Diesen "Missstand", wie es das BRK betitelt, erkennt der Bundesrat und reagiert mit einer Gesetzesinitiative um mehr Rechtssicherheit für Notfallsanitäter zu schaffen. Dieser Initiative entgegnen die Bundestagsfraktionen von CDU/CSU und SPD mit einem Änderungsantrag, aus dem hervorgeht, dass Notfallsanitäter weiterhin mit standardisierten und delegierten Prozeduren (sog. SOPs) agieren sollen.

„Unvorhergesehene und nicht vorausplanbare Notfallsituationen führen dazu, dass Notfallsanitäter zur Rettung von Menschenleben nach wie vor zum individuellen und damit rechtsunsicheren Handeln gezwungen sind“, so BRK-Präsident Theo Zellner. „Der Alltag lässt sich nicht in Standards abbilden. Das Risiko einer Strafbarkeit bestünde weiter.“

In Bayern trifft in 54 Prozent aller Fälle der Notarzt mehr als zwei Minuten später als der Rettungswagen ein. In 20 Prozent der Fälle dauert dies sogar mehr als zehn Minuten. Hinzu kommen noch Einsätze, in denen der direkte Notarztdienst nicht besetzt ist und damit die Notfallsanitäter alleinverantwortlich handeln müssen und ohne ärztliche Unterstützung Leben retten. „Hier brauchen die Notfallsanitäterinnen und Notfallsanitäter Rechtssicherheit für das, was sie in der Ausbildung gelernt haben“, so Landesgeschäftsführer Leonhard Stärk.

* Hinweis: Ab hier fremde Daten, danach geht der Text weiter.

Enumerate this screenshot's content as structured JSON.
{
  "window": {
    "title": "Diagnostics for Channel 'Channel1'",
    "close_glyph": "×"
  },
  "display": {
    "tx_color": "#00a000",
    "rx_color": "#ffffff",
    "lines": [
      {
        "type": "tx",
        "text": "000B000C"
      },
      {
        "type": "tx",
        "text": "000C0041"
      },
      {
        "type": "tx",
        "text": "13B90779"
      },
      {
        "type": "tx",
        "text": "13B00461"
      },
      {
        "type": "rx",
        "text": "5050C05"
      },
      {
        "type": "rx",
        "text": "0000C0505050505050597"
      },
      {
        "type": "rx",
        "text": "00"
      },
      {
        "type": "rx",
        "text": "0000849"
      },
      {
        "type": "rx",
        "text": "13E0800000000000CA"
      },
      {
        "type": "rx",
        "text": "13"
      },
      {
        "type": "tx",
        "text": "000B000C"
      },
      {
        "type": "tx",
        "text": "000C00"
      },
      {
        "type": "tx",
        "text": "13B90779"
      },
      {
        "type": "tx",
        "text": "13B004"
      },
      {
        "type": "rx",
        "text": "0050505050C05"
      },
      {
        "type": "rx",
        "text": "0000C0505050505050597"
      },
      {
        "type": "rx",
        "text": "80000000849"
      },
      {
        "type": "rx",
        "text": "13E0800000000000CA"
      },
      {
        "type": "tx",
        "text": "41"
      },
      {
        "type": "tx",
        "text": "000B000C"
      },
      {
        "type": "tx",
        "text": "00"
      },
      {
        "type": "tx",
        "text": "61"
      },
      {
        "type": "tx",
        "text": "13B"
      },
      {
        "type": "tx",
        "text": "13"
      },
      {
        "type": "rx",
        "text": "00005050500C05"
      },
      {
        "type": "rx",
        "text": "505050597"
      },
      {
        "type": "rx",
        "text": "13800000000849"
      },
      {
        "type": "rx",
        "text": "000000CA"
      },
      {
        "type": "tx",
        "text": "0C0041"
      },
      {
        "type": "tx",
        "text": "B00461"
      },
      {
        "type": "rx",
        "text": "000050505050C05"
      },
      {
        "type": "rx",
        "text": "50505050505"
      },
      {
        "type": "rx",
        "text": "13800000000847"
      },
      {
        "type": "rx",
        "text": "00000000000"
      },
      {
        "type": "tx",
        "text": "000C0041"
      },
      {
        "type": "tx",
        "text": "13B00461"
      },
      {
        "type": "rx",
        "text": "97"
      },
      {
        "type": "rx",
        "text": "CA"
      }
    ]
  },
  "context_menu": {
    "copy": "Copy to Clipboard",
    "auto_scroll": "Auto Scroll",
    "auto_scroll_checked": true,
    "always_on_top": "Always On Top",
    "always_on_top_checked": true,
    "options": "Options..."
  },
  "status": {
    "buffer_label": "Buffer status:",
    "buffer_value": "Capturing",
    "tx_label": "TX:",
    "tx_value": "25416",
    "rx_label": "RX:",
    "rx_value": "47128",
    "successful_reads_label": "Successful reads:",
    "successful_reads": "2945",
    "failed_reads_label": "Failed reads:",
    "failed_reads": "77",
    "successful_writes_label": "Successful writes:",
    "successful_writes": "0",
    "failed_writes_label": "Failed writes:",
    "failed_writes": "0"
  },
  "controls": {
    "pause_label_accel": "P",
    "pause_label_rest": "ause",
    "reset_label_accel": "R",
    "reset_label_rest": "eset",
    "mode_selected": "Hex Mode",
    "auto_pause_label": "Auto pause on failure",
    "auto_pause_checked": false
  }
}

Arzttätigkeiten auf Sanitäter ablasten?

Bereits jetzt seien mit den sogenannten 1c- und 2c-Maßnahmen im Bayerischen Rettungsdienstgesetz ausreichende Regelungen definiert, die eine notfallmedizinische Versorgung bis zum Eintreffen des Notarztes auf rechtlich zulässiger Grundlage ermöglichen. Diese Meinung vertritt die Arbeitsgemeinschaft der in Bayern tätigen Notärzte (AGBN).

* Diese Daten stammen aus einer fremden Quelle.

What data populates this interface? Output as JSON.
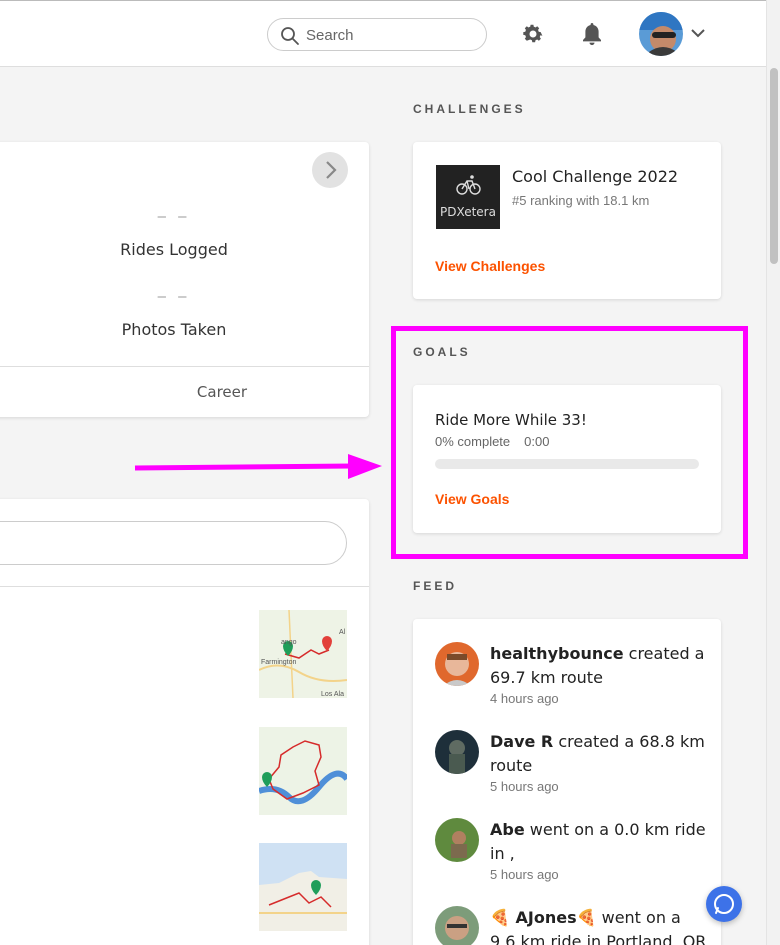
{
  "header": {
    "search_placeholder": "Search",
    "icons": [
      "search-icon",
      "gear-icon",
      "bell-icon",
      "avatar",
      "chevron-down-icon"
    ]
  },
  "stats": {
    "rides_logged_value": "– –",
    "rides_logged_label": "Rides Logged",
    "photos_taken_value": "– –",
    "photos_taken_label": "Photos Taken",
    "career_tab": "Career"
  },
  "challenges": {
    "section_title": "CHALLENGES",
    "logo_text": "PDXetera",
    "title": "Cool Challenge 2022",
    "subtitle": "#5 ranking with 18.1 km",
    "link": "View Challenges"
  },
  "goals": {
    "section_title": "GOALS",
    "title": "Ride More While 33!",
    "percent_text": "0% complete",
    "time_text": "0:00",
    "progress_fraction": 0,
    "link": "View Goals"
  },
  "feed": {
    "section_title": "FEED",
    "items": [
      {
        "user": "healthybounce",
        "action": " created a 69.7 km route",
        "time": "4 hours ago"
      },
      {
        "user": "Dave R",
        "action": " created a 68.8 km route",
        "time": "5 hours ago"
      },
      {
        "user": "Abe",
        "action": " went on a 0.0 km ride in ,",
        "time": "5 hours ago"
      },
      {
        "user": "🍕 AJones🍕",
        "action": " went on a 9.6 km ride in Portland, OR",
        "time": ""
      }
    ]
  },
  "map_labels": {
    "map1_a": "ango",
    "map1_b": "Farmington",
    "map1_c": "Los Ala",
    "map1_d": "Al"
  },
  "colors": {
    "accent": "#fc5200",
    "highlight": "#ff00ff",
    "chat": "#3d72e8"
  }
}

Die Idee, zur Behebung eines (Not-)Ärztemangels ärztliche Tätigkeiten auf Nicht-Ärzte zu übertragen „und nur durch spezielle Qualifikationsmaßnahmen im Schnellverfahren quasi auf den Kenntnis-, Fertigkeiten- und vor allem auch Erfahrungsstand eines spezialisierten Arztes zu bringen“, sei illusorisch.

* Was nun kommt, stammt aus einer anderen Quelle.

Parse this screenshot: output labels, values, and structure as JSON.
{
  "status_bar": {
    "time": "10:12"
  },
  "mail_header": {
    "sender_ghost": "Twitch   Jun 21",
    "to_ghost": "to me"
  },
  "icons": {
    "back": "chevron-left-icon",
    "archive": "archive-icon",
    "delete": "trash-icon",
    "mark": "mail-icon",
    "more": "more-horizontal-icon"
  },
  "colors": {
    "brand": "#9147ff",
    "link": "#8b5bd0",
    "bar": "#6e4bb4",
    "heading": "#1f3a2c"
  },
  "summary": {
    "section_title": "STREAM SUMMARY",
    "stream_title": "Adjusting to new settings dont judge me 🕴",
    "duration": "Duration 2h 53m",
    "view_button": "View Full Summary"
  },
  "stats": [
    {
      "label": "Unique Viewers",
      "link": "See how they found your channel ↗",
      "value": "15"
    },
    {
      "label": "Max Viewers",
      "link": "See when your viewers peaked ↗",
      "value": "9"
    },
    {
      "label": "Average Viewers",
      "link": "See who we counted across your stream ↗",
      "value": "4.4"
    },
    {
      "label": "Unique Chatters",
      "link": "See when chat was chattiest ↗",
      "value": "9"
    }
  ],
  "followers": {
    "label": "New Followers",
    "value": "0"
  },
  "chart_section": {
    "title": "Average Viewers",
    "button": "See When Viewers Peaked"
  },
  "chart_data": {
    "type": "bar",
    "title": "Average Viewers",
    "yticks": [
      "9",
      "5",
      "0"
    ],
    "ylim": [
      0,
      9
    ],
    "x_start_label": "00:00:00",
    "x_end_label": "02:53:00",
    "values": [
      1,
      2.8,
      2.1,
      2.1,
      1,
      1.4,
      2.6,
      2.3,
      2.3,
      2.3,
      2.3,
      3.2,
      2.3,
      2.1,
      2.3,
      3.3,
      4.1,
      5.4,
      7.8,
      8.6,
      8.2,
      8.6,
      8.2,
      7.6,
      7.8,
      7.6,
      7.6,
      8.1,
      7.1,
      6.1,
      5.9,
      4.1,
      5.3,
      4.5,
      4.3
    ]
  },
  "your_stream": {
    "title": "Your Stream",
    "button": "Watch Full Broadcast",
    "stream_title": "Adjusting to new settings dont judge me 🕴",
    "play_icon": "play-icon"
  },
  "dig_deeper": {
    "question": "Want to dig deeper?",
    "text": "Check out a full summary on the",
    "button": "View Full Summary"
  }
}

Es sei in keiner Weise akzeptabel, dass in einer präklinischen Situation mit wenig Personal, schlechten räumlichen Bedingungen und schlechterer apparativer Ausstattung als in der Klinik ein Patient „nicht einmal mehr von einem approbierten Arzt, sondern von einem Vertreter eines medizinischen Assistenzberufes behandelt werden soll.“

Bestehende Notkompetenz ist ausreichend

Es sei nicht nur wichtig, was das in der rettungsdienstlichen Versorgung eingesetzte Personal formal alles am Notfallpatienten machen dürfe; entscheidender sei, was es letzten Endes sicher beherrscht. Dies sei bisher auch die Gesetzeslage. Insofern sei es speziell in Situationen mit bestehender oder akut drohender Lebensgefahr unerheblich, ob ein Notfallsanitäter entsprechende notfalldiagnostische und notfalltherapeutische Maßnahmen im Rahmen seiner praktisch schon bestehenden Notkompetenz vornimmt oder durch eine generelle gesetzlich verankerte Erlaubnis zur Ausübung von bestimmten invasiven Notfallmaßnahmen durchführe.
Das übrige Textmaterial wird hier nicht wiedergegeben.